Building on a modest programme of assistance that had started six months before the Soviet invasion, Brzezinski got Carter to sign a secret directive to send covert aid to the Mujahedeen, the tribal Islamic warriors who were then in the earliest stages of giving the Russians hell. The Afghan Civil War was under way, and America was in it from the start - or even before the start, if Brzezinski himself is to be believed.

"We didn't push the Russians to intervene," he told an interviewer in 1998, "but we consciously increased the probability that they would do so. This secret operation was an excellent idea. Its effect was to draw the Russians into the Afghan trap. You want me to regret that?"

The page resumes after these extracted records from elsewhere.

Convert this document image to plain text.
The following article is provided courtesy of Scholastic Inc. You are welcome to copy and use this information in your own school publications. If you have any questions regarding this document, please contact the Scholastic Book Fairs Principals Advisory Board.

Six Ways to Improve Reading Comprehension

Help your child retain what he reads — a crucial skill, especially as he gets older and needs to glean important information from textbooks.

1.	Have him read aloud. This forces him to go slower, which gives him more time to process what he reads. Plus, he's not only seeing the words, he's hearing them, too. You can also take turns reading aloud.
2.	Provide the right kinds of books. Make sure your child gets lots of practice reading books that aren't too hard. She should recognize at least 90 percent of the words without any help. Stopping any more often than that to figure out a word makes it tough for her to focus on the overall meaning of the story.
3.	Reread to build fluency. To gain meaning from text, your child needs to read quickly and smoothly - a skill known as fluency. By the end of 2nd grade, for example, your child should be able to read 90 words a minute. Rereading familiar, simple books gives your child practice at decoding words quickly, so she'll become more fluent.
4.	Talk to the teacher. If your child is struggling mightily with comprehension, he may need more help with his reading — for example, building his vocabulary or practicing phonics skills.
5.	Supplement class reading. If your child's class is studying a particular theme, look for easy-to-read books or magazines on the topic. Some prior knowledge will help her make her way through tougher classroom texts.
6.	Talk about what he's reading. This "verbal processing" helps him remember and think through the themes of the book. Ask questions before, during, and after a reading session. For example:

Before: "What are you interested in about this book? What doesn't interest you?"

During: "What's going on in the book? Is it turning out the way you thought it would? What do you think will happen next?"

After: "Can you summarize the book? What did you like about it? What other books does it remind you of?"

The long-term effect of the American intervention from cold-warrior Brzezinski's perspective was 10 years later to bring the Soviet Union to its knees. But there were other effects, too. To keep the war going, the CIA, in cahoots with Saudi Arabia and Pakistan's military intelligence agency ISI (Inter-Services Intelligence Directorate), funnelled millions and millions of dollars to the Mujahedeen.

It was the remotest and the safest form of warfare: the US (and Saudi Arabia) provided funds, and America also a very limited amount of training. They provided the Stinger missiles that ultimately changed the face of the war. Pakistan's ISI did everything else: training, equipping, motivating, advising. And they did the job with panache: Pakistan's then military ruler, General Zia ul Haq, who himself had strong fundamentalist leanings, threw himself into the task with a passion.

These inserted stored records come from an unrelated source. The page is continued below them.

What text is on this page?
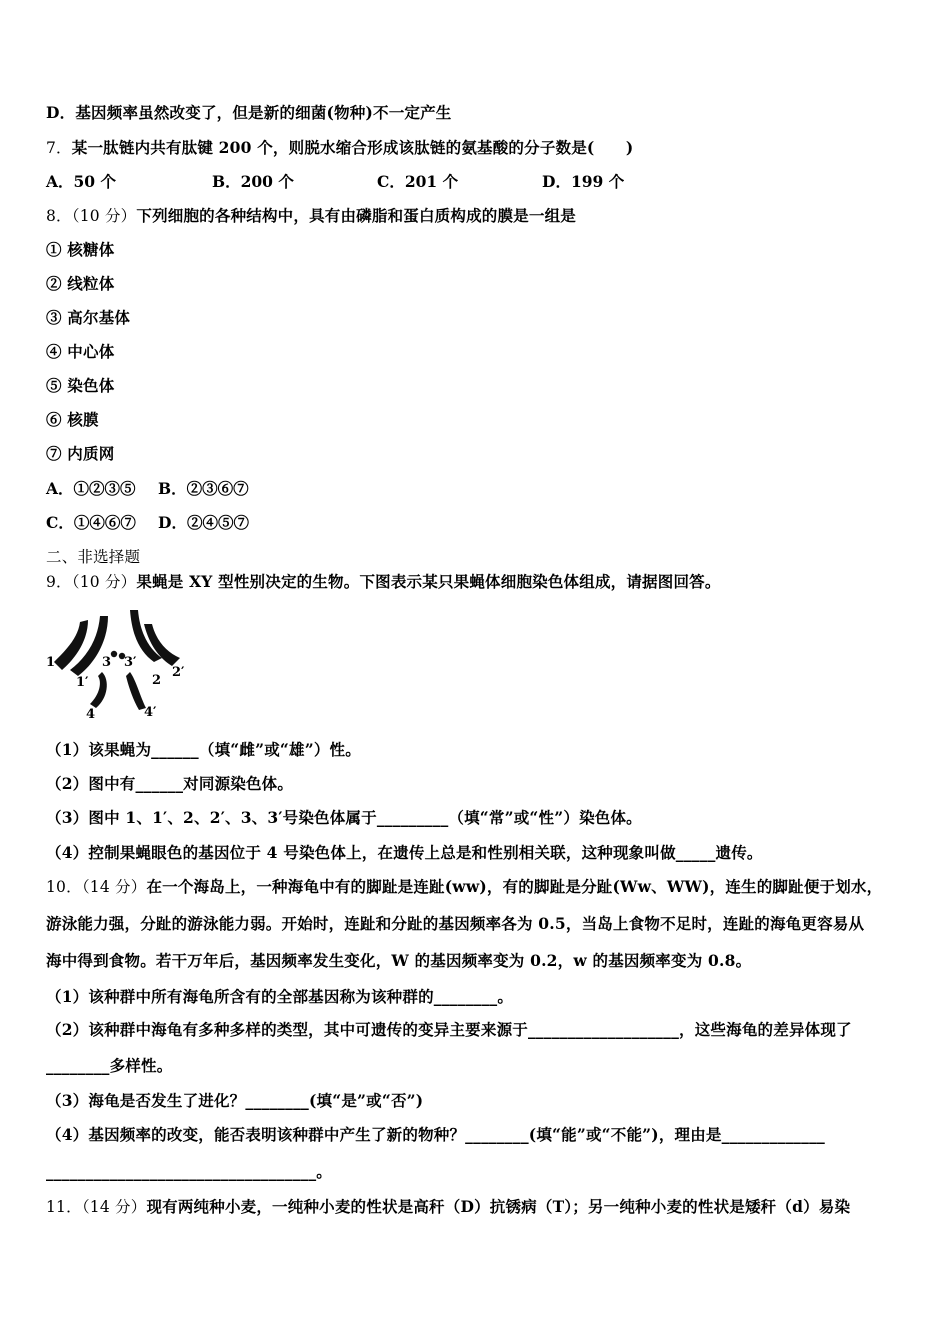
D．基因频率虽然改变了，但是新的细菌(物种)不一定产生
7．某一肽链内共有肽键 200 个，则脱水缩合形成该肽链的氨基酸的分子数是(　　)
A．50 个	B．200 个	C．201 个	D．199 个
8．（10 分）下列细胞的各种结构中，具有由磷脂和蛋白质构成的膜是一组是
① 核糖体
② 线粒体
③ 高尔基体
④ 中心体
⑤ 染色体
⑥ 核膜
⑦ 内质网
A．①②③⑤ B．②③⑥⑦
C．①④⑥⑦ D．②④⑤⑦
二、非选择题
9．（10 分）果蝇是 XY 型性别决定的生物。下图表示某只果蝇体细胞染色体组成，请据图回答。
1
1′
3 3′
2
2′
4	4′
（1）该果蝇为______（填“雌”或“雄”）性。
（2）图中有______对同源染色体。
（3）图中 1、1′、2、2′、3、3′号染色体属于_________（填“常”或“性”）染色体。
（4）控制果蝇眼色的基因位于 4 号染色体上，在遗传上总是和性别相关联，这种现象叫做_____遗传。
10．（14 分）在一个海岛上，一种海龟中有的脚趾是连趾(ww)，有的脚趾是分趾(Ww、WW)，连生的脚趾便于划水，
游泳能力强，分趾的游泳能力弱。开始时，连趾和分趾的基因频率各为 0.5，当岛上食物不足时，连趾的海龟更容易从
海中得到食物。若干万年后，基因频率发生变化，W 的基因频率变为 0.2，w 的基因频率变为 0.8。
（1）该种群中所有海龟所含有的全部基因称为该种群的________。
（2）该种群中海龟有多种多样的类型，其中可遗传的变异主要来源于___________________，这些海龟的差异体现了
________多样性。
（3）海龟是否发生了进化？________(填“是”或“否”)
（4）基因频率的改变，能否表明该种群中产生了新的物种？________(填“能”或“不能”)，理由是_____________
__________________________________。
11．（14 分）现有两纯种小麦，一纯种小麦的性状是高秆（D）抗锈病（T）；另一纯种小麦的性状是矮秆（d）易染
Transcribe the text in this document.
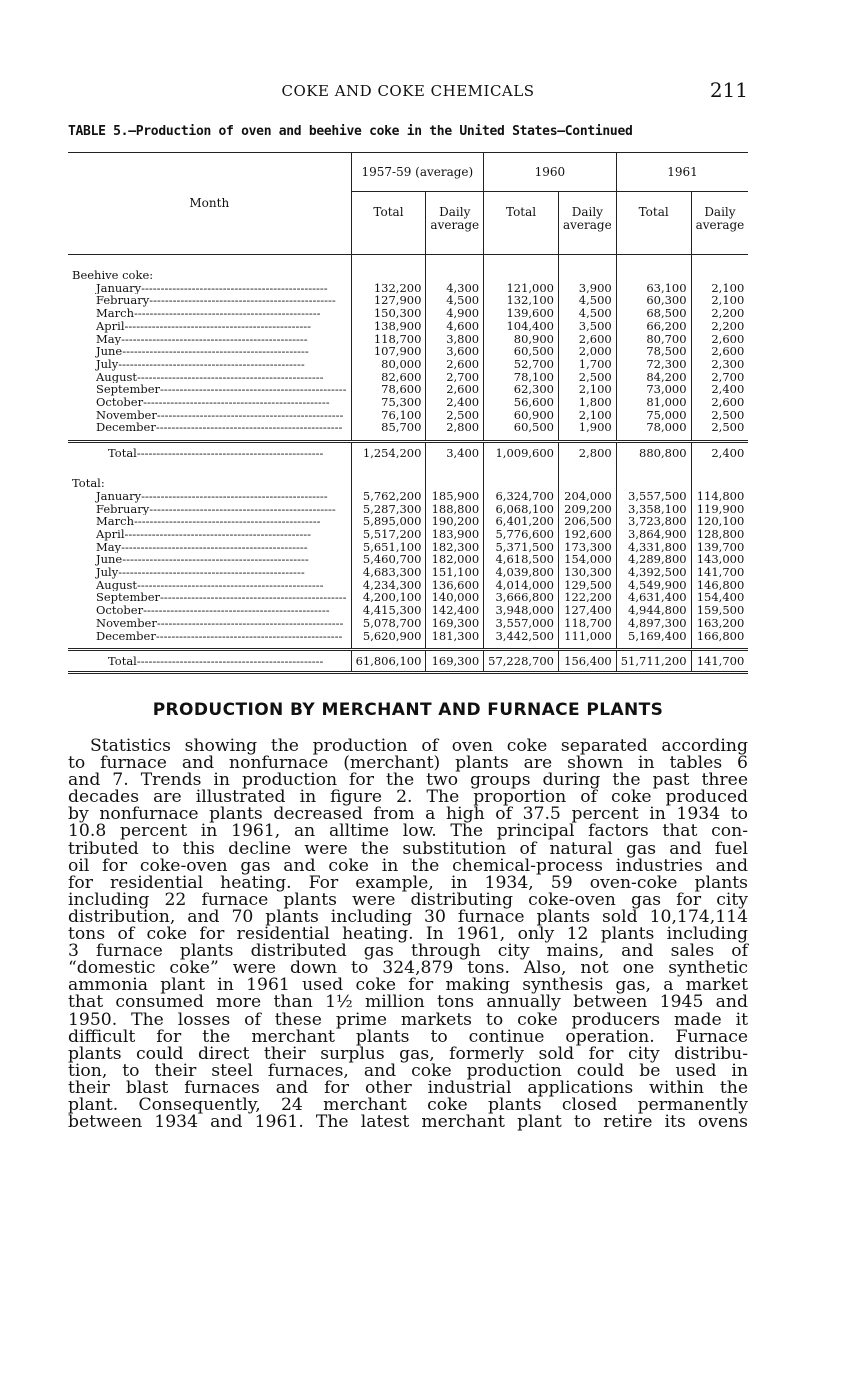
COKE AND COKE CHEMICALS	211
TABLE 5.—Production of oven and beehive coke in the United States—Continued
Month	1957-59 (average)		1960		1961	
	Total	Daily average	Total	Daily average	Total	Daily average
Beehive coke:						
January------------------------------------------------	132,200	4,300	121,000	3,900	63,100	2,100
February------------------------------------------------	127,900	4,500	132,100	4,500	60,300	2,100
March------------------------------------------------	150,300	4,900	139,600	4,500	68,500	2,200
April------------------------------------------------	138,900	4,600	104,400	3,500	66,200	2,200
May------------------------------------------------	118,700	3,800	80,900	2,600	80,700	2,600
June------------------------------------------------	107,900	3,600	60,500	2,000	78,500	2,600
July------------------------------------------------	80,000	2,600	52,700	1,700	72,300	2,300
August------------------------------------------------	82,600	2,700	78,100	2,500	84,200	2,700
September------------------------------------------------	78,600	2,600	62,300	2,100	73,000	2,400
October------------------------------------------------	75,300	2,400	56,600	1,800	81,000	2,600
November------------------------------------------------	76,100	2,500	60,900	2,100	75,000	2,500
December------------------------------------------------	85,700	2,800	60,500	1,900	78,000	2,500

Total------------------------------------------------	1,254,200	3,400	1,009,600	2,800	880,800	2,400
Total:						
January------------------------------------------------	5,762,200	185,900	6,324,700	204,000	3,557,500	114,800
February------------------------------------------------	5,287,300	188,800	6,068,100	209,200	3,358,100	119,900
March------------------------------------------------	5,895,000	190,200	6,401,200	206,500	3,723,800	120,100
April------------------------------------------------	5,517,200	183,900	5,776,600	192,600	3,864,900	128,800
May------------------------------------------------	5,651,100	182,300	5,371,500	173,300	4,331,800	139,700
June------------------------------------------------	5,460,700	182,000	4,618,500	154,000	4,289,800	143,000
July------------------------------------------------	4,683,300	151,100	4,039,800	130,300	4,392,500	141,700
August------------------------------------------------	4,234,300	136,600	4,014,000	129,500	4,549,900	146,800
September------------------------------------------------	4,200,100	140,000	3,666,800	122,200	4,631,400	154,400
October------------------------------------------------	4,415,300	142,400	3,948,000	127,400	4,944,800	159,500
November------------------------------------------------	5,078,700	169,300	3,557,000	118,700	4,897,300	163,200
December------------------------------------------------	5,620,900	181,300	3,442,500	111,000	5,169,400	166,800

Total------------------------------------------------	61,806,100	169,300	57,228,700	156,400	51,711,200	141,700
PRODUCTION BY MERCHANT AND FURNACE PLANTS
Statistics showing the production of oven coke separated according
to furnace and nonfurnace (merchant) plants are shown in tables 6
and 7. Trends in production for the two groups during the past three
decades are illustrated in figure 2. The proportion of coke produced
by nonfurnace plants decreased from a high of 37.5 percent in 1934 to
10.8 percent in 1961, an alltime low. The principal factors that con-
tributed to this decline were the substitution of natural gas and fuel
oil for coke-oven gas and coke in the chemical-process industries and
for residential heating. For example, in 1934, 59 oven-coke plants
including 22 furnace plants were distributing coke-oven gas for city
distribution, and 70 plants including 30 furnace plants sold 10,174,114
tons of coke for residential heating. In 1961, only 12 plants including
3 furnace plants distributed gas through city mains, and sales of
“domestic coke” were down to 324,879 tons. Also, not one synthetic
ammonia plant in 1961 used coke for making synthesis gas, a market
that consumed more than 1½ million tons annually between 1945 and
1950. The losses of these prime markets to coke producers made it
difficult for the merchant plants to continue operation. Furnace
plants could direct their surplus gas, formerly sold for city distribu-
tion, to their steel furnaces, and coke production could be used in
their blast furnaces and for other industrial applications within the
plant. Consequently, 24 merchant coke plants closed permanently
between 1934 and 1961. The latest merchant plant to retire its ovens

But in the process, as veteran journalist John Cooley puts it, the US indirectly "hatched a monster of Islamist extremism, the Taleban movement."

By 1989 the Mujahedeen had put the Russians to flight. But then they themselves, representing the whole ethnic spectrum of the country, from Pashtuns in the south and east to Tajiks and Uzbeks in the north and mongoloid Hazaras in the middle, just carried on fighting for supremacy.

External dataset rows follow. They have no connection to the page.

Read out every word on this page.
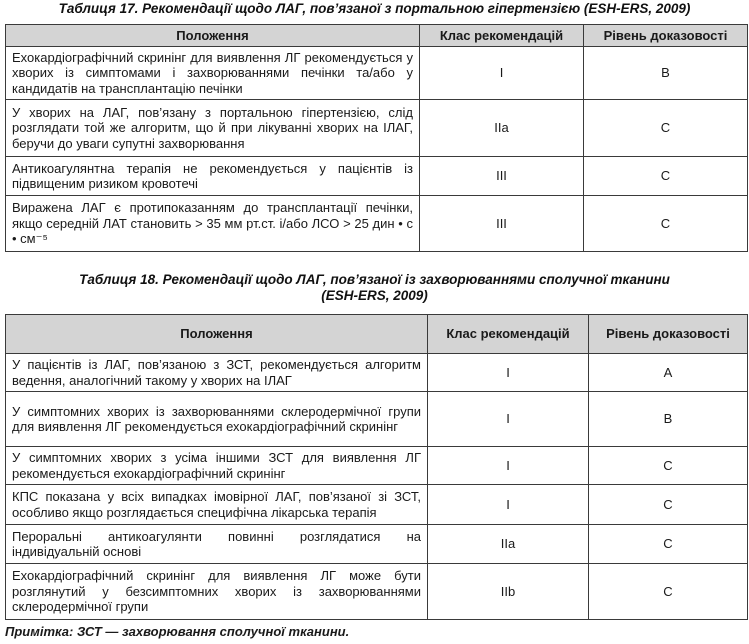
Таблиця 17. Рекомендації щодо ЛАГ, пов’язаної з портальною гіпертензією (ESH-ERS, 2009)
Положення	Клас рекомендацій	Рівень доказовості
Ехокардіографічний скринінг для виявлення ЛГ рекомендується у хворих із симптомами і захворюваннями печінки та/або у кандидатів на трансплантацію печінки	I	B
У хворих на ЛАГ, пов’язану з портальною гіпертензією, слід розглядати той же алгоритм, що й при лікуванні хворих на ІЛАГ, беручи до уваги супутні захворювання	IIa	C
Антикоагулянтна терапія не рекомендується у пацієнтів із підвищеним ризиком кровотечі	III	C
Виражена ЛАГ є протипоказанням до трансплантації печінки, якщо середній ЛАТ становить > 35 мм рт.ст. і/або ЛСО > 25 дин • с • см⁻⁵	III	C
Таблиця 18. Рекомендації щодо ЛАГ, пов’язаної із захворюваннями сполучної тканини
(ESH-ERS, 2009)
Положення	Клас рекомендацій	Рівень доказовості
У пацієнтів із ЛАГ, пов’язаною з ЗСТ, рекомендується алгоритм ведення, аналогічний такому у хворих на ІЛАГ	I	A
У симптомних хворих із захворюваннями склеродермічної групи для виявлення ЛГ рекомендується ехокардіографічний скринінг	I	B
У симптомних хворих з усіма іншими ЗСТ для виявлення ЛГ рекомендується ехокардіографічний скринінг	I	C
КПС показана у всіх випадках імовірної ЛАГ, пов’язаної зі ЗСТ, особливо якщо розглядається специфічна лікарська терапія	I	C
Пероральні антикоагулянти повинні розглядатися на індивідуальній основі	IIa	C
Ехокардіографічний скринінг для виявлення ЛГ може бути розглянутий у безсимптомних хворих із захворюваннями склеродермічної групи	IIb	C
Примітка: ЗСТ — захворювання сполучної тканини.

The long civil war had also produced millions of refugees, more than three million of whom ended up in Pakistan. And it was in their squalid camps that Pakistan alighted accidentally on the civil war's appalling resolution: a militia sprung up from the thousands of Islamic seminaries or madrassas that opened in Pakistan during the civil war to give a rigid Islamic education to the young refugees -- a militia composed of youths who had been born or at least raised in exile, who knew nothing and cared less about the rich traditions of traditional, tribal Afghanistan, or about the patterns of give and take that held this mosaic-like country together.

They were deracinated, ruthless, they had nothing at all to lose; all they had, all they held to tightly, was a fiery belief in the most reductive, regressive form of Islam ever practised anywhere.

And America, now bent, perhaps, on destroying them, was in at the creation.